The 2017 edition of Research and Development Statistics (RDS), released in May, provides a wide range of recent data on the resources devoted to R&D in all OECD countries and selected non-member economies.
RDS is based on the data reported to OECD and Eurostat in the framework of the joint OECD/Eurostat international data collection on resources devoted to R&D.
The statistical series published start from 1981 and cover the following:
A first set of tables deals with gross domestic expenditure on research and experimental development (GERD). This covers all R&D carried out on a national territory in the year concerned using various breakdowns. R&D expenditure data are expressed in million national currency, million current PPP$, and million constant $ (2010 prices and PPPs).

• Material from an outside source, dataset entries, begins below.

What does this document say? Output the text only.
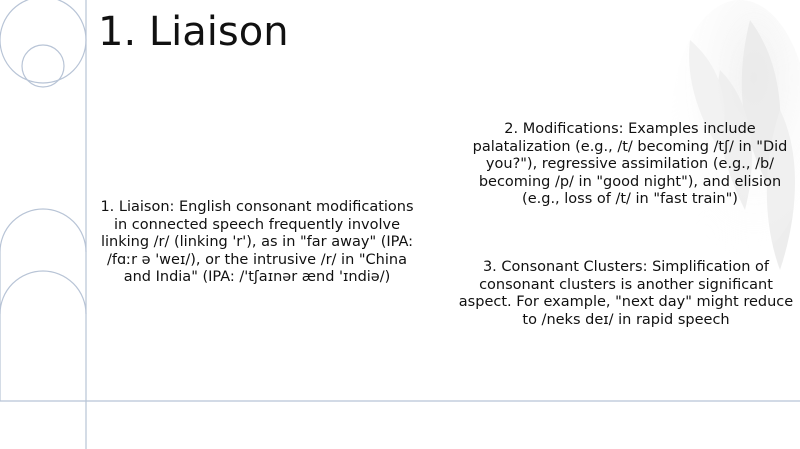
1. Liaison

1. Liaison: English consonant modifications in connected speech frequently involve linking /r/ (linking 'r'), as in "far away" (IPA: /fɑːr ə 'weɪ/), or the intrusive /r/ in "China and India" (IPA: /'tʃaɪnər ænd 'ɪndiə/)

2. Modifications: Examples include palatalization (e.g., /t/ becoming /tʃ/ in "Did you?"), regressive assimilation (e.g., /b/ becoming /p/ in "good night"), and elision (e.g., loss of /t/ in "fast train")

3. Consonant Clusters: Simplification of consonant clusters is another significant aspect. For example, "next day" might reduce to /neks deɪ/ in rapid speech
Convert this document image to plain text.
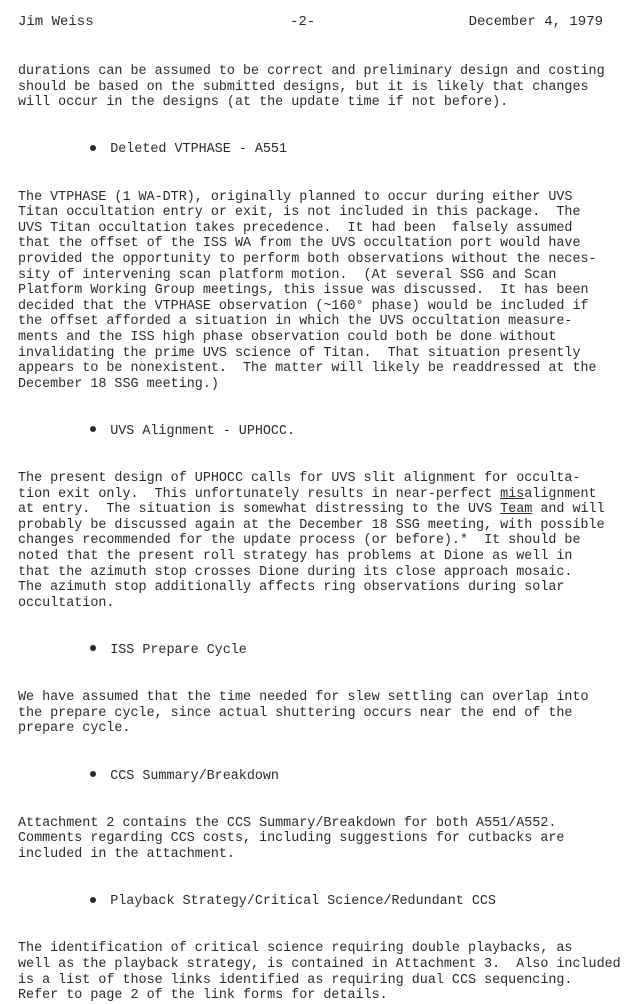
Jim Weiss	-2-	December 4, 1979
durations can be assumed to be correct and preliminary design and costing
should be based on the submitted designs, but it is likely that changes
will occur in the designs (at the update time if not before).

Deleted VTPHASE - A551

The VTPHASE (1 WA-DTR), originally planned to occur during either UVS
Titan occultation entry or exit, is not included in this package.  The
UVS Titan occultation takes precedence.  It had been  falsely assumed
that the offset of the ISS WA from the UVS occultation port would have
provided the opportunity to perform both observations without the neces-
sity of intervening scan platform motion.  (At several SSG and Scan
Platform Working Group meetings, this issue was discussed.  It has been
decided that the VTPHASE observation (~160° phase) would be included if
the offset afforded a situation in which the UVS occultation measure-
ments and the ISS high phase observation could both be done without
invalidating the prime UVS science of Titan.  That situation presently
appears to be nonexistent.  The matter will likely be readdressed at the
December 18 SSG meeting.)

UVS Alignment - UPHOCC.

The present design of UPHOCC calls for UVS slit alignment for occulta-
tion exit only.  This unfortunately results in near-perfect misalignment
at entry.  The situation is somewhat distressing to the UVS Team and will
probably be discussed again at the December 18 SSG meeting, with possible
changes recommended for the update process (or before).*  It should be
noted that the present roll strategy has problems at Dione as well in
that the azimuth stop crosses Dione during its close approach mosaic.
The azimuth stop additionally affects ring observations during solar
occultation.

ISS Prepare Cycle

We have assumed that the time needed for slew settling can overlap into
the prepare cycle, since actual shuttering occurs near the end of the
prepare cycle.

CCS Summary/Breakdown

Attachment 2 contains the CCS Summary/Breakdown for both A551/A552.
Comments regarding CCS costs, including suggestions for cutbacks are
included in the attachment.

Playback Strategy/Critical Science/Redundant CCS

The identification of critical science requiring double playbacks, as
well as the playback strategy, is contained in Attachment 3.  Also included
is a list of those links identified as requiring dual CCS sequencing.
Refer to page 2 of the link forms for details.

The second set covers resources devoted to R&D measured in labour terms, i.e. R&D personnel by sector of employment and various breakdowns. R&D personnel data are expressed in full time equivalents on R&D (FTE) and in headcounts.
Datasets on R&D expenditure and personnel are also provided for R&D carried out in the business enterprise sector with detailed data by industry or size class. Additionally R&D in the higher education and private non-profit sectors are also available with detailed data by field of science or type of costs.
The R&D expenditure and personnel tables are based on surveys of the units carrying out the R&D and national estimates and provisional data have been included when available. More up to date information on government intentions or objectives when committing money to R&D can be derived from budgets. These data are shown in the government budget appropriations or outlays for RD (GBAORD) table, which includes the breakdown of government R&D budgets by socio economic objective (SEO).
Historical R&D Expenditure Series
In addition to these tables updated once a year, a subset of (discontinued) historical series are also available.
These tables contain recently digitised historical OECD research and development (R&D) expenditure and personnel statistics for the period 1963-1980. These represent data collected by OECD among member countries following the publication of the OECD Frascati Manual in 1963 and its two subsequent revisions in 1970 and 1974. Methodological notes by country and indicator are available in this publication. Because of the discontinuities in the data, these historical series are presented separately from the OECD Research and Development Statistics publication. Researchers and the public in general with an interest in this subject are invited to investigate the features of these historical data. Independent efforts to attempt to construct consistent series and derive long-term historical indicators are encouraged for research purposes, subject to appropriate attribution and description of sources.
Quality control and international comparability
R&D data are collected at a national level through surveys and other sources following the recommendations of the OECD Frascati Manual, which is the internationally recognised standard in this area (http://www.oecd.org/sti/inno/frascati-manual.htm)
Data are then submitted by national contacts to the OECD (in co-ordination with Eurostat for EU countries) and reviewed in order to ensure consistency
Countries are also required to provide detailed metadata in order to identify and assess any deviations from the Frascati guidelines
When data are disseminated, flags are used to provide information on specific series and datapoints.
Related links and further reading
The RDS database is the main foundation for the Main Indicators of Science and Technology (MSTI) publication and accompanying database. MSTI, published twice yearly, provides a set of indicators on the level and structure of R&D efforts undertaken by the 42 economies covered by the RDS database. These cover the resources devoted to research and development, patent families, technology balance of payments and international trade by highly R&D-intensive industries.
The OECD Science Technology and Industry Scoreboard, published every other year, features indicators traditionally used to monitor developments in science , technology, innovation and industry, and complements them with new and experimental indicators that provide new insights into areas of policy interest.